The legislative process

Opt-outs will apply to the proposed Directive: again, Denmark is entirely opted out of EU criminal law adopted after the Treaty of Lisbon, while Ireland can choose to opt in or not. (Update, March 8 2023: Ireland has opted in). Again, we can only speculate whether the UK would have chosen to opt in or out.

Other Member States have a form of protection for their interests too. Although the ‘ordinary legislative procedure’ applies to the adoption of laws in this area (see the text of Article 83(1) above), which means only a qualified majority of Member States in the Council is necessary to adopt a law (along with agreement of the European Parliament), Article 83(3) TFEU provides that if a Member State believes that a Directive ‘would affect fundamental aspects of its criminal justice system’, it can effectively pull an ‘emergency brake’ and ask EU leaders to discuss the issue. If there’s no agreement at that level, if at least nine Member States still want to participate in the proposed law, they can trigger ‘enhanced cooperation’ to go ahead – without the objecting Member State(s) – on a fast-track basis. To date, Article 83(3) has not been used, although its mere existence may have meant that any concerns Member States have raised about their criminal justice systems received particular attention during negotiations.

Comments

It’s difficult to see what impact the extension of competence, in conjunction with the proposal to harmonize the law (if adopted), would have in practice, without more detail on what changes would be made to national law as a consequence of its adoption. One issue with criminal law – just as with non-criminal forms of regulation of conduct – is of course the resources and expertise necessary to investigate and bring prosecutions. On this point, the prospect of extending competence to the European Public Prosecutor’s Office to include breaches of EU foreign policy sanctions has been raised by the German and French justice ministers. This would certainly be a big development if it happens (extensions of EPPO competence need unanimous agreement of Member States, although some Member States have opted out of the EPPO; the Commission’s proposal to extend its competence to terrorism has not been agreed so far).

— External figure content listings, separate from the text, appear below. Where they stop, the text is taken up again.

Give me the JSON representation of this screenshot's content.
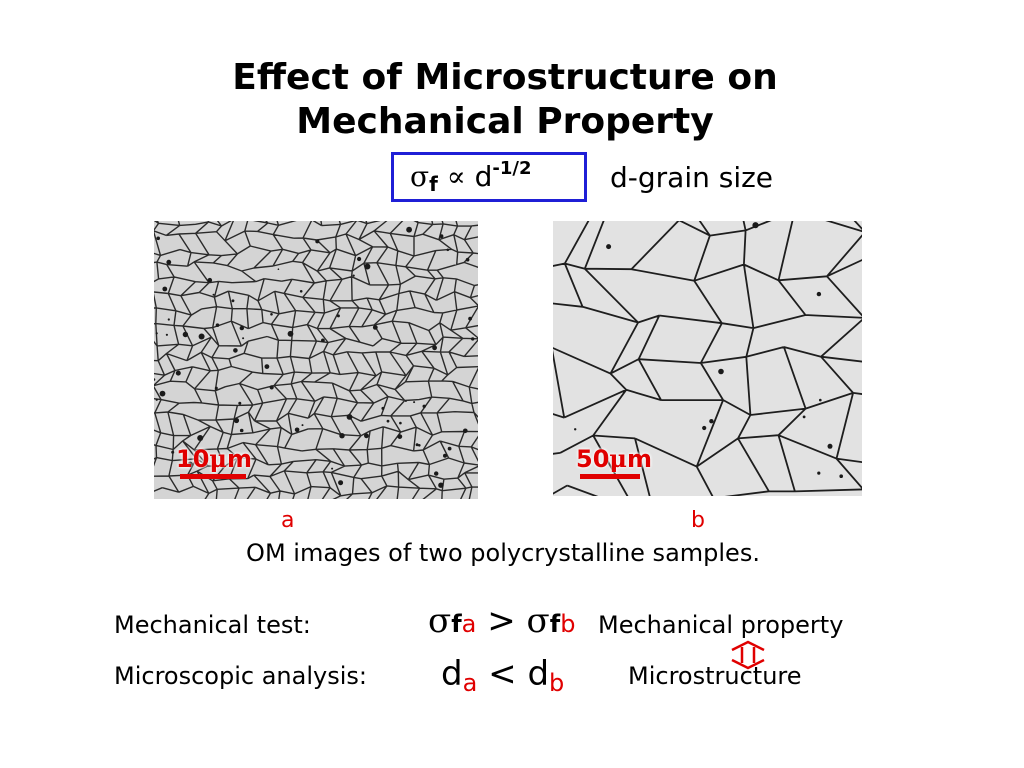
{
  "slide": {
    "title_line1": "Effect of Microstructure on",
    "title_line2": "Mechanical Property"
  },
  "formula": {
    "sigma": "σ",
    "sub": "f",
    "proportional": "∝",
    "d": "d",
    "exponent": "-1/2",
    "note": "d-grain size",
    "box_color": "#1f1fd6"
  },
  "images": {
    "a": {
      "scale_num": "10",
      "scale_mu": "μ",
      "scale_unit": "m",
      "letter": "a"
    },
    "b": {
      "scale_num": "50",
      "scale_mu": "μ",
      "scale_unit": "m",
      "letter": "b"
    },
    "caption": "OM images of two polycrystalline samples."
  },
  "mechanical": {
    "label": "Mechanical test:",
    "sigma": "σ",
    "f": "f",
    "a": "a",
    "relation": ">",
    "b": "b",
    "property": "Mechanical property"
  },
  "microscopic": {
    "label": "Microscopic analysis:",
    "d": "d",
    "a": "a",
    "relation": "<",
    "b": "b",
    "property": "Microstructure"
  },
  "arrow": {
    "icon": "double-arrow-vertical-icon",
    "color": "#e00000"
  },
  "colors": {
    "accent_red": "#e00000",
    "box_blue": "#1f1fd6"
  }
}
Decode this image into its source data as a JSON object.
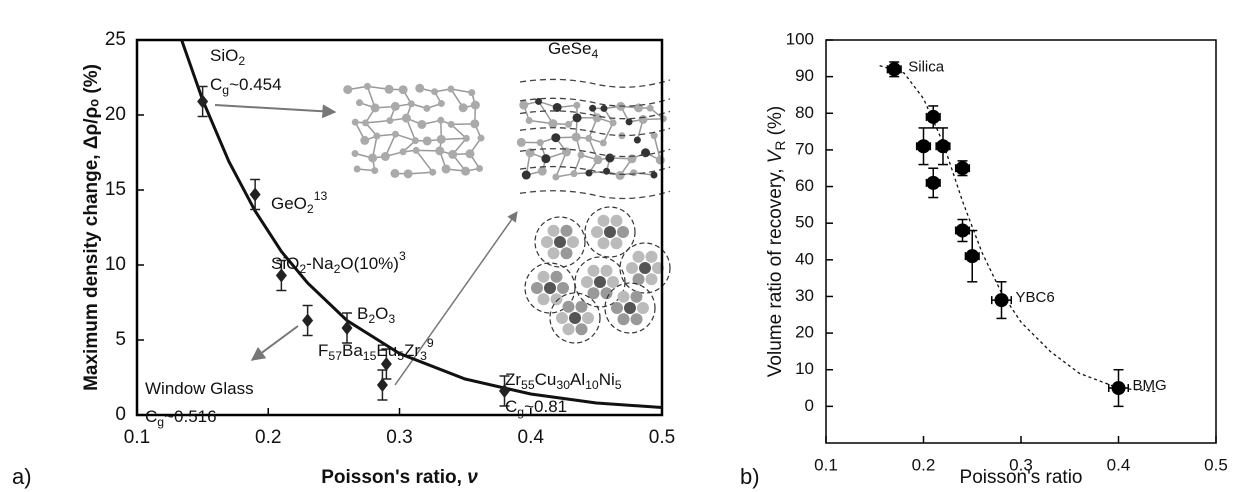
{
  "chart_data": [
    {
      "type": "scatter",
      "panel_label": "a)",
      "xlabel": {
        "runs": [
          {
            "text": "Poisson's ratio, "
          },
          {
            "text": "ν",
            "style": "italic"
          }
        ]
      },
      "ylabel": "Maximum density change, Δρ/ρₒ (%)",
      "xlim": [
        0.1,
        0.5
      ],
      "xticks": [
        0.1,
        0.2,
        0.3,
        0.4,
        0.5
      ],
      "ylim": [
        0,
        25
      ],
      "yticks": [
        0,
        5,
        10,
        15,
        20,
        25
      ],
      "marker": "diamond",
      "color": "#222222",
      "points": {
        "x": [
          0.15,
          0.19,
          0.21,
          0.23,
          0.26,
          0.29,
          0.287,
          0.38
        ],
        "y": [
          20.9,
          14.7,
          9.3,
          6.3,
          5.8,
          3.4,
          2.0,
          1.6
        ],
        "yerr": [
          1,
          1,
          1,
          1,
          1,
          1,
          1,
          1
        ]
      },
      "curve": {
        "x": [
          0.134,
          0.15,
          0.17,
          0.19,
          0.21,
          0.23,
          0.26,
          0.3,
          0.35,
          0.4,
          0.45,
          0.5
        ],
        "y": [
          25,
          21,
          16.9,
          13.6,
          10.9,
          8.8,
          6.3,
          4.1,
          2.4,
          1.4,
          0.8,
          0.5
        ],
        "style": "solid"
      },
      "annotations": [
        {
          "runs": [
            {
              "text": "SiO"
            },
            {
              "text": "2",
              "style": "sub"
            }
          ]
        },
        {
          "runs": [
            {
              "text": "C"
            },
            {
              "text": "g",
              "style": "sub"
            },
            {
              "text": "~0.454"
            }
          ]
        },
        {
          "runs": [
            {
              "text": "GeO"
            },
            {
              "text": "2",
              "style": "sub"
            },
            {
              "text": "13",
              "style": "sup"
            }
          ]
        },
        {
          "runs": [
            {
              "text": "SiO"
            },
            {
              "text": "2",
              "style": "sub"
            },
            {
              "text": "-Na"
            },
            {
              "text": "2",
              "style": "sub"
            },
            {
              "text": "O(10%)"
            },
            {
              "text": "3",
              "style": "sup"
            }
          ]
        },
        {
          "runs": [
            {
              "text": "B"
            },
            {
              "text": "2",
              "style": "sub"
            },
            {
              "text": "O"
            },
            {
              "text": "3",
              "style": "sub"
            }
          ]
        },
        {
          "runs": [
            {
              "text": "F"
            },
            {
              "text": "57",
              "style": "sub"
            },
            {
              "text": "Ba"
            },
            {
              "text": "15",
              "style": "sub"
            },
            {
              "text": "Eu"
            },
            {
              "text": "5",
              "style": "sub"
            },
            {
              "text": "Zr"
            },
            {
              "text": "3",
              "style": "sub"
            },
            {
              "text": "9",
              "style": "sup"
            }
          ]
        },
        {
          "runs": [
            {
              "text": "Window Glass"
            }
          ]
        },
        {
          "runs": [
            {
              "text": "C"
            },
            {
              "text": "g",
              "style": "sub"
            },
            {
              "text": "~0.516"
            }
          ]
        },
        {
          "runs": [
            {
              "text": "Zr"
            },
            {
              "text": "55",
              "style": "sub"
            },
            {
              "text": "Cu"
            },
            {
              "text": "30",
              "style": "sub"
            },
            {
              "text": "Al"
            },
            {
              "text": "10",
              "style": "sub"
            },
            {
              "text": "Ni"
            },
            {
              "text": "5",
              "style": "sub"
            }
          ]
        },
        {
          "runs": [
            {
              "text": "C"
            },
            {
              "text": "g",
              "style": "sub"
            },
            {
              "text": "~0.81"
            }
          ]
        },
        {
          "runs": [
            {
              "text": "GeSe"
            },
            {
              "text": "4",
              "style": "sub"
            }
          ]
        }
      ]
    },
    {
      "type": "scatter",
      "panel_label": "b)",
      "xlabel": "Poisson's ratio",
      "ylabel": {
        "runs": [
          {
            "text": "Volume ratio of recovery, "
          },
          {
            "text": "V",
            "style": "italic"
          },
          {
            "text": "R",
            "style": "sub"
          },
          {
            "text": " (%)"
          }
        ]
      },
      "xlim": [
        0.1,
        0.5
      ],
      "xticks": [
        0.1,
        0.2,
        0.3,
        0.4,
        0.5
      ],
      "ylim": [
        -10,
        100
      ],
      "yticks": [
        0,
        10,
        20,
        30,
        40,
        50,
        60,
        70,
        80,
        90,
        100
      ],
      "marker": "circle",
      "color": "#000000",
      "points": {
        "x": [
          0.17,
          0.21,
          0.2,
          0.22,
          0.21,
          0.24,
          0.24,
          0.25,
          0.28,
          0.4
        ],
        "y": [
          92,
          79,
          71,
          71,
          61,
          65,
          48,
          41,
          29,
          5
        ],
        "xerr": [
          0.007,
          0.007,
          0.007,
          0.007,
          0.007,
          0.007,
          0.007,
          0.007,
          0.01,
          0.01
        ],
        "yerr": [
          2,
          3,
          5,
          5,
          4,
          2,
          3,
          7,
          5,
          5
        ]
      },
      "labels": [
        "Silica",
        null,
        null,
        null,
        null,
        null,
        null,
        null,
        "YBC6",
        "BMG"
      ],
      "curve": {
        "x": [
          0.155,
          0.18,
          0.2,
          0.22,
          0.24,
          0.26,
          0.28,
          0.3,
          0.33,
          0.36,
          0.4,
          0.44
        ],
        "y": [
          93,
          91,
          84,
          72,
          56,
          42,
          31,
          23,
          15,
          9,
          5,
          4
        ],
        "style": "dashed"
      }
    }
  ]
}
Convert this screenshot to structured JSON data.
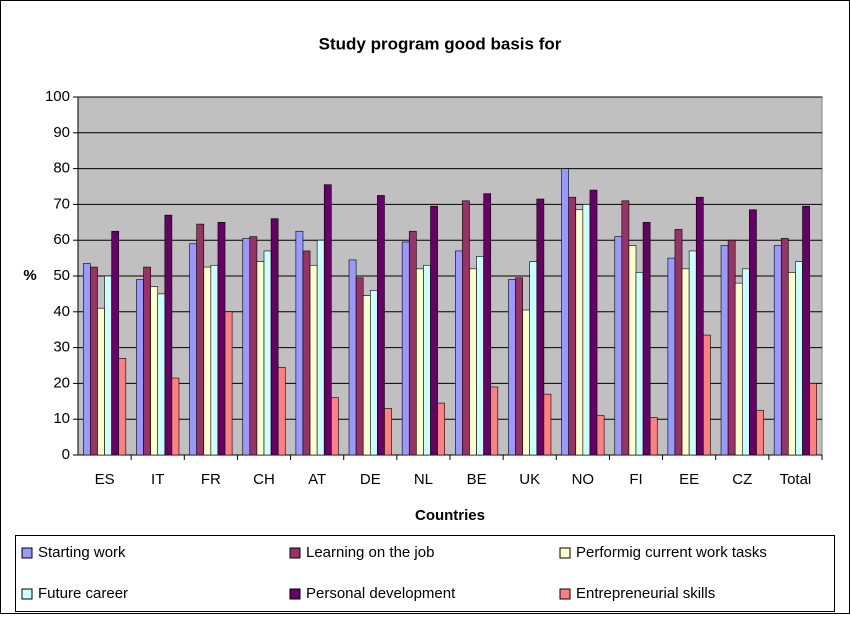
{
  "chart_data": {
    "type": "bar",
    "title": "Study program good basis for",
    "x_label": "Countries",
    "y_label": "%",
    "categories": [
      "ES",
      "IT",
      "FR",
      "CH",
      "AT",
      "DE",
      "NL",
      "BE",
      "UK",
      "NO",
      "FI",
      "EE",
      "CZ",
      "Total"
    ],
    "series": [
      {
        "name": "Starting work",
        "color": "#9999ff",
        "values": [
          53.5,
          49,
          59,
          60.5,
          62.5,
          54.5,
          59.5,
          57,
          49,
          80,
          61,
          55,
          58.5,
          58.5
        ]
      },
      {
        "name": "Learning on the job",
        "color": "#993366",
        "values": [
          52.5,
          52.5,
          64.5,
          61,
          57,
          49.5,
          62.5,
          71,
          49.5,
          72,
          71,
          63,
          60,
          60.5
        ]
      },
      {
        "name": "Performig current work tasks",
        "color": "#ffffcc",
        "values": [
          41,
          47,
          52.5,
          54,
          53,
          44.5,
          52,
          52,
          40.5,
          68.5,
          58.5,
          52,
          48,
          51
        ]
      },
      {
        "name": "Future career",
        "color": "#ccffff",
        "values": [
          50,
          45,
          53,
          57,
          60,
          46,
          53,
          55.5,
          54,
          70,
          51,
          57,
          52,
          54
        ]
      },
      {
        "name": "Personal development",
        "color": "#660066",
        "values": [
          62.5,
          67,
          65,
          66,
          75.5,
          72.5,
          69.5,
          73,
          71.5,
          74,
          65,
          72,
          68.5,
          69.5
        ]
      },
      {
        "name": "Entrepreneurial skills",
        "color": "#ff8080",
        "values": [
          27,
          21.5,
          40,
          24.5,
          16,
          13,
          14.5,
          19,
          17,
          11,
          10.5,
          33.5,
          12.5,
          20
        ]
      }
    ],
    "ylim": [
      0,
      100
    ],
    "yticks": [
      0,
      10,
      20,
      30,
      40,
      50,
      60,
      70,
      80,
      90,
      100
    ],
    "grid": true,
    "legend": "bottom"
  }
}
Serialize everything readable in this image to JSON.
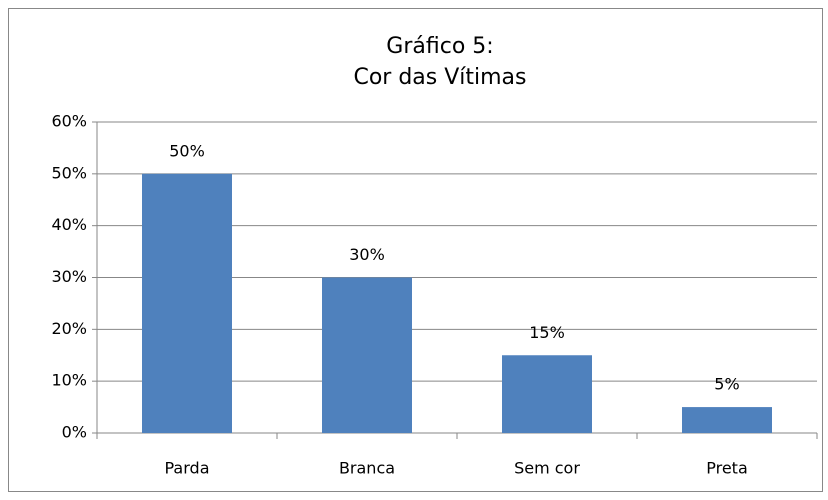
{
  "chart_data": {
    "type": "bar",
    "title": [
      "Gráfico 5:",
      "Cor das Vítimas"
    ],
    "categories": [
      "Parda",
      "Branca",
      "Sem cor",
      "Preta"
    ],
    "values": [
      50,
      30,
      15,
      5
    ],
    "value_labels": [
      "50%",
      "30%",
      "15%",
      "5%"
    ],
    "color": "#4f81bd",
    "ylim": [
      0,
      60
    ],
    "yticks": [
      {
        "value": 0,
        "label": "0%"
      },
      {
        "value": 10,
        "label": "10%"
      },
      {
        "value": 20,
        "label": "20%"
      },
      {
        "value": 30,
        "label": "30%"
      },
      {
        "value": 40,
        "label": "40%"
      },
      {
        "value": 50,
        "label": "50%"
      },
      {
        "value": 60,
        "label": "60%"
      }
    ],
    "grid": true
  }
}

Is this extension of EU competence an example of the endless EU power-grabs so feared by the EU’s critics? On this, it’s notable that the extension came on the eve of the thirteenth anniversary of the Lisbon Treaty entering into force – and yet it’s the first such extension of competence in that whole time. By contrast, Member States have not yet agreed an earlier proposal to extend the list of Eurocrimes to cover hate speech and hate crimes. Nor, as noted above, have they agreed the proposal to drop unanimous voting for some foreign policy measures – or to drop unanimity in a number of other areas which the Commission proposed years ago.  

The extension of competence is better understood as part of the EU’s response to the Russian invasion of Ukraine – which has also prompted developments in the use of EU defence powers, and the first-ever use of the long-dormant temporary protection Directive. By itself, the extension of EU competence and the use of those new powers will not end the invasion – and, as noted already, it applies to other EU sanctions too. Nor does it address the criticism that that those sanctions are too little and too late. But it may make some contribution to the effective implementation of those sanctions which have been established to oppose the invasion, and in any event it sends a political message that the EU is stepping up their enforcement.